Research on race and racism in the United States increasingly has emphasized the need for examination of structural racism – the myriad path-dependent legacy effects of which have been ignored by the Supreme Court. This paper takes a new approach to understanding how structural racism has affected generations of Southern black communities by looking at the physical transformations of municipal governments in the Commonwealth of Virginia. Virginia, unlike other states, has a unique form of municipal jurisdiction, the independent city. Separate from their surrounding counties, Virginia’s independent cities encompass both traditional county-level governmental functions as well as routine city services in one.
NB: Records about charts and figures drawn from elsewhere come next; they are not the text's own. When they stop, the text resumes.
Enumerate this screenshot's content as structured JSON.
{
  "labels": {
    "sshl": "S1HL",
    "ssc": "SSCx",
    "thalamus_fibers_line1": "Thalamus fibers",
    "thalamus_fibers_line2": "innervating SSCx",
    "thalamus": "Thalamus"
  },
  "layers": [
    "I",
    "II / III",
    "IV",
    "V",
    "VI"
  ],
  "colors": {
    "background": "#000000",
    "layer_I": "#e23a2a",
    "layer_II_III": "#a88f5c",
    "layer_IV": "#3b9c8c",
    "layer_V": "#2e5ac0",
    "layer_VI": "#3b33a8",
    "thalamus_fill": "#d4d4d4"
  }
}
These cities have existed since the early 1900s, but experienced a vast proliferation from the 1950s through the 1970s amid significant legal reforms and the faltering “massive resistance” to desegregation across the South. Thus, this paper examines the ways in which race and racism were linked inextricably to these changes, focusing on the independent cities and outlying counties of the Hampton Roads metropolitan region of Southeast Virginia. There, several of the largest cities in the region and the Commonwealth overall – including Virginia Beach, Chesapeake, and Suffolk – emerged during the desegregation era, with lasting effects upon the socioeconomic conditions of different racial groups preventing wholesale progress. In more-recent times, moreover, these and other independent cities have subtly reinforced racial hierarchies through numerous specific policies, long after the end of “massive resistance.” The paper concludes with suggestions for remedying the built-in disparities of Virginia’s independent cities across multiple dimensions of socioeconomic concern.